Teseu amarra uma ponta do fio de lá no dedo de Ariadne. Os dois se encaram, enquanto ele desliza a mão sobre seu rosto e seu pescoço. Teseu se despede com um beijo e observa a entrada do labirinto. Poderia dizer uma frase de efeito, como “Isso acaba aqui” ou qualquer outra bobagem, mas não diz. Entra em silêncio e sente toda a profundidade do ato. Não caminha com a inocência heroica de quem tem certeza de que faz o bem. Nem com o ódio e a sede de sangue, tão comuns aos caçadores. Anda pelos corredores como um velho bibliotecário num imenso salão cheio de estantes de livros, perdido diante da imensidão de seu acervo. Adentra o labirinto de Minos levando a espada numa mão, um novelo na outra e um escudo preso às costas. Como se distribuem espada e novelo? Qual o objeto vai em sua mão direita? Não sei, sou apenas um escritor canhoto. Teseu caminha. O cheiro de sangue e podridão, os ossos e a carne apodrecida das outras vítimas e de outros heróis não o impressiona, mas deixa um incômodo visível em seus sentidos. No entanto as paredes não apresentam as mesmas marcas que o chão por onde ele caminha. São pedra polida, limpa, conduzindo a inúmeros corredores e diversos becos e entradas que dão para grandes vãos sem saída. Teseu nunca irá entrar em todos e isso deixa nele a sensação de dever incompleto. Matar o grande touro de Minos e não conhecer o labirinto. Seu labirinto.
A exploração o leva aonde é necessário que vá, em qualquer tempo e atravessando qualquer quantidade de corredores errados: ao corredor certo e ao coração do labirinto. O cheiro de morte aumenta e pela primeira vez ele começa a perceber que as paredes tem tons mais escuros e aqui não há a limpeza do resto da estrutura. Há cadáveres por todos os lados, manchas cor de ferrugem de sangue e restos humanos espalhados.
O coração do homem começa a se turvar e o sangue do caminho passa a ser seu sangue e sua ira. Ele abandona o novelo e passa a carregar o escudo no braço. Ele sabe onde está e sabe por onde caminhar na trilha sangrenta. Quando o ódio está em seu ápice é que Teseu se depara com o Minotauro.
Não existe diálogo, preparação ou avaliação entre os adversários. O monstro é apenas o monstro irracional. O herói é apenas o monstro irracional. Os dois avançam um para o outro. A força do Minotauro parece ser insuperável. Teseu não pode contra seus avanços. Precisa escapar das investidas com muita agilidade. Precisa não se desviar demais, não fugir. Precisa arquear o corpo ligeiramente para o lado, uma passada fugaz e assistir a imensidão furiosa avançar. Eles se cruzam uma, duas vezes, sem que qualquer um se toque. Então, na terceira investida, a espada atinge o flanco do minotauro, que vacila.

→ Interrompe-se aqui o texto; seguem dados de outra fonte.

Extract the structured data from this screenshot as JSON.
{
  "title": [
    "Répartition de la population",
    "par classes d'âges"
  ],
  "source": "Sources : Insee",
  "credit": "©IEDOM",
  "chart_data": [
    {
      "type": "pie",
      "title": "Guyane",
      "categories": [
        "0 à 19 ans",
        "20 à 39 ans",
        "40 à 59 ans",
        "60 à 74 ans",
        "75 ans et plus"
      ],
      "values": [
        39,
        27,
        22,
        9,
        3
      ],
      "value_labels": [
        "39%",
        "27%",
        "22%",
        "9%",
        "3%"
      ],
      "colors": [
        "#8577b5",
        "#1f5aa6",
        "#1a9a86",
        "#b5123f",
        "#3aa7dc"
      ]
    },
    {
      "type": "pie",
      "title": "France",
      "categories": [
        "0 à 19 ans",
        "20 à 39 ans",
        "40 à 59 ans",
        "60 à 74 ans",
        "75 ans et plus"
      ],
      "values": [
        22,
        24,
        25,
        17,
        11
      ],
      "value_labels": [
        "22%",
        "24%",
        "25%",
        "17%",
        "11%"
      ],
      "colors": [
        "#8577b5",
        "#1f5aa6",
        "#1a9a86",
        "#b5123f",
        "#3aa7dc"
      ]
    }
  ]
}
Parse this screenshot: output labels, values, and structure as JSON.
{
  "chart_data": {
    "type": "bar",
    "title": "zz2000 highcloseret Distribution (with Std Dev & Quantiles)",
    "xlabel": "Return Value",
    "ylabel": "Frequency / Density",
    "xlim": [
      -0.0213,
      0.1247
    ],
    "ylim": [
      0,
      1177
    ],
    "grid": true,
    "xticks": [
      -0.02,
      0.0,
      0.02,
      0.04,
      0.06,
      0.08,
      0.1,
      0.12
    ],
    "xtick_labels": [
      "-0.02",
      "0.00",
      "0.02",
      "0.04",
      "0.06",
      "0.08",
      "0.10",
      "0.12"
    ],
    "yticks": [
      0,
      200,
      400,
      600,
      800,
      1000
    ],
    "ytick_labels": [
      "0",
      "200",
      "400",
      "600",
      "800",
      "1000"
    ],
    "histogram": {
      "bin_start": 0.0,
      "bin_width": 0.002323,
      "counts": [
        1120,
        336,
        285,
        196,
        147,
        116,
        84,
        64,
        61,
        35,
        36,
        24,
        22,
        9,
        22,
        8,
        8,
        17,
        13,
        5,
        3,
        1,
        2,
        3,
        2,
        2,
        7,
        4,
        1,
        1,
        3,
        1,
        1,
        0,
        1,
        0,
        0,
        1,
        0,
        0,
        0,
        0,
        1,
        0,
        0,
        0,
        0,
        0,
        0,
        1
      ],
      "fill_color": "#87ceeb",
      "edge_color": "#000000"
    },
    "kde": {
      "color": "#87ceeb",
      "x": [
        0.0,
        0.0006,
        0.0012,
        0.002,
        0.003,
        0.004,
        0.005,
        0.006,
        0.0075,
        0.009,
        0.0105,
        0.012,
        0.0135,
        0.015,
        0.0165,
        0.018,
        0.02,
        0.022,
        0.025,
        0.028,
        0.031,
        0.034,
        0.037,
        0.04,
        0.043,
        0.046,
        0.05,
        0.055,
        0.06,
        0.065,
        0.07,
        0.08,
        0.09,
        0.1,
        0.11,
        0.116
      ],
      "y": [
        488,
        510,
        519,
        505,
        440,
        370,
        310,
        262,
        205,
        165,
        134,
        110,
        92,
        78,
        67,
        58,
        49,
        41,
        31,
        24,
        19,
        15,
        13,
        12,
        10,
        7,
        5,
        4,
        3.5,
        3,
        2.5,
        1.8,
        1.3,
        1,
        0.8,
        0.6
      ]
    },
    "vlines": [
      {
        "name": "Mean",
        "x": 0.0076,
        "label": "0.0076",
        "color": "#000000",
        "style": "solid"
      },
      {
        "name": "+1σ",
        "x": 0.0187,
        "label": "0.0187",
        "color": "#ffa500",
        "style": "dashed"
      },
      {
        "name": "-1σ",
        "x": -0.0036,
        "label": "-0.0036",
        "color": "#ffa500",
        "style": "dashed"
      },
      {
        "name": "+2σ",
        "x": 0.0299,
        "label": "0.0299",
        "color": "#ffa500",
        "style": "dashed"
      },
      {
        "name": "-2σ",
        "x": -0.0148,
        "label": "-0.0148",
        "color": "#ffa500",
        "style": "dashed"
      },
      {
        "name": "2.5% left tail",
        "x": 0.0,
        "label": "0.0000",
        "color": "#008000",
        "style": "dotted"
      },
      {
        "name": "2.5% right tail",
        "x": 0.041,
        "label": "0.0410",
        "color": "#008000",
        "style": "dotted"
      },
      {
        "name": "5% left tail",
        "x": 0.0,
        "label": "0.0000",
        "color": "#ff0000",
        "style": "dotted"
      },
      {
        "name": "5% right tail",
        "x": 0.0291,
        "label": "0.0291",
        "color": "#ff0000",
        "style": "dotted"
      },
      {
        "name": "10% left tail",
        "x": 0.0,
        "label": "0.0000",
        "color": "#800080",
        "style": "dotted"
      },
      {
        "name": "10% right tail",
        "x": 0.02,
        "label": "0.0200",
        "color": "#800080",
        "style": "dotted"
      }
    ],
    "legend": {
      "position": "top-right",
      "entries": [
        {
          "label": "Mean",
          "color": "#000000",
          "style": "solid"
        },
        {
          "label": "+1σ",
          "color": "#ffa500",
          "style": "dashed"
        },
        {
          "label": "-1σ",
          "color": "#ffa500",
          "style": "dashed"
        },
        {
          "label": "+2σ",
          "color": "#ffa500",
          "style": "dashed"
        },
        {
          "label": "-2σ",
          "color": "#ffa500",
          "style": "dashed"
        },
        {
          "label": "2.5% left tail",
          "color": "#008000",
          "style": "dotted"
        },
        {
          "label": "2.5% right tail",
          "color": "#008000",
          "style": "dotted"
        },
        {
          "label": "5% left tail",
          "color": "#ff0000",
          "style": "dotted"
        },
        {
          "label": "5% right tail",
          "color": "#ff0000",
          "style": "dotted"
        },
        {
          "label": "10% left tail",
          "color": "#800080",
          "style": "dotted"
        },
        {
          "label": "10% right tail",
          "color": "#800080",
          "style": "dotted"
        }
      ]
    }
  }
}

Entre o conhecer e o negar da dor, ele se ergue, ainda mais furioso e ataca outra vez. Seu descontrole é a arma de Teseu. Um novo passo para o lado e uma nova estocada. O grande touro se ajoelha e urra.
Tomado pela coragem e crueldade, Teseu avança e levanta o rosto do touro, exibindo seu pescoço. A lâmina atravessa a garganta do Minotauro e seu olhos se tornam opacos, enquanto se contorce o grande corpo. O homem banhado em sangue sobrepujou o monstro, tornando-se (clichê dos clichês) um monstro, ele mesmo. Ele é o grande touro de Minos, que pode vagar livremente pra dentro e pra fora do labirinto e de si.
Ariadne o aguarda. A culpa é toda dela.